Wat dat betreft vind ik het conceptwetsvoorstel van minister Koolmees van Sociale Zaken en Werkgelegenheid van het najaar van 2019 waarin hij een drieschijven-systeem voorstelt, gebaseerd op het uurtarief van de zzp’er – tot € 16 in dienstbetrekking, boven € 75 (op verzoek) niet in dienstbetrekking en tussen € 16 en € 75 wellicht in dienstbetrekking – aanzienlijk creatiever. Dit voorstel gaat ervan uit dat bij een uurtarief tot € 16 de zzp’er zo weinig in de melk heeft te brokkelen dat hij de facto volledig afhankelijk is van zijn opdrachtgever en dus feitelijk onder diens gezag staat. En een uurtarief van meer dan € 75 is zo hoog dat de zzp’er feitelijk onafhankelijk is van zijn opdrachtgever. Wat men ook van dit voorstel vindt – uit de internetconsultatie blijkt dat het veel kritiek heeft ondervonden – het is naar mijn mening wel een creatieve oplossing om de weerbarstige ‘gezagsverhouding-discussie’ op een concretere manier te beslechten. En dan vind ik het teleurstellend dat de Commissie dit voorstel categorisch afwijst, maar zelf niet verder komt dan weer te tamboereren op die gezagsverhouding. Terwijl het inmiddels toch wel duidelijk is, ook voor de Commissie neem ik aan, dat dit criterium voor de praktijk volstrekt onwerkbaar is.

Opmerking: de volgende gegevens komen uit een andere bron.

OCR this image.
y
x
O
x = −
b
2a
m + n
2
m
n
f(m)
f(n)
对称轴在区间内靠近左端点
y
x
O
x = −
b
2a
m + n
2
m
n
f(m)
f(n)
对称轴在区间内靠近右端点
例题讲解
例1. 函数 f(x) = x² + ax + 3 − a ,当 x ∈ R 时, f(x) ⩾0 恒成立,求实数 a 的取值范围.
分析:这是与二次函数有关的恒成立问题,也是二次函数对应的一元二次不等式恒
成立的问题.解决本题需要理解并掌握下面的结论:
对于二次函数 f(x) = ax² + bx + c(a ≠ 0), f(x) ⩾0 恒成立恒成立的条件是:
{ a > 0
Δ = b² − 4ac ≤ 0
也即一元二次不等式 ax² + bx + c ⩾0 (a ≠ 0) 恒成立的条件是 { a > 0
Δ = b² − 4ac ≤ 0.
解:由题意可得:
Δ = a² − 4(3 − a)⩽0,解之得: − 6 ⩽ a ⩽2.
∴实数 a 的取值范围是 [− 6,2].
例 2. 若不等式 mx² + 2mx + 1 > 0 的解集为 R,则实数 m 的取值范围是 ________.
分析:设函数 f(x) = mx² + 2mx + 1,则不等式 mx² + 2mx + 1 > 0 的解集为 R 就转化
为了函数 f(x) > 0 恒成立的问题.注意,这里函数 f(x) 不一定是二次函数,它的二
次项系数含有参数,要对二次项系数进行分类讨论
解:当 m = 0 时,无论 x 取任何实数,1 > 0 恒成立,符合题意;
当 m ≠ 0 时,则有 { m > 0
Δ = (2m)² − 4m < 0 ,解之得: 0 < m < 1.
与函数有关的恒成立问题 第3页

Dit vormt voor mij dan ook de belangrijkste teleurstelling die het rapport bij mij oproept.
Fiscale maatregelen
Op fiscaal gebied stelt de Commissie de volgende drie concrete maatregelen voor (p. 79 van het rapport):
afbouw van de huidige ondernemersfaciliteiten, inclusief de MKB-winstvrijstelling;
voor de dga: onmiddellijk belasten van (zijn aandeel in) de winst van de vennootschap, zo veel mogelijk als arbeidsinkomen; en
fiscale faciliteiten voor ondernemers (incl. dga’s) richten op het in de onderneming aangewende kapitaal in de vorm van een vermogens- of een (algemene) investeringsaftrek.
De eerste maatregel is duidelijk, de tweede en derde maatregel minder. Helaas werkt de Commissie de laatste twee maatregelen ook niet nader uit, zodat niet duidelijk wordt hoe zij dit concreet voor zich ziet. En voor een goede beoordeling is dat toch wel essentieel, lijkt me.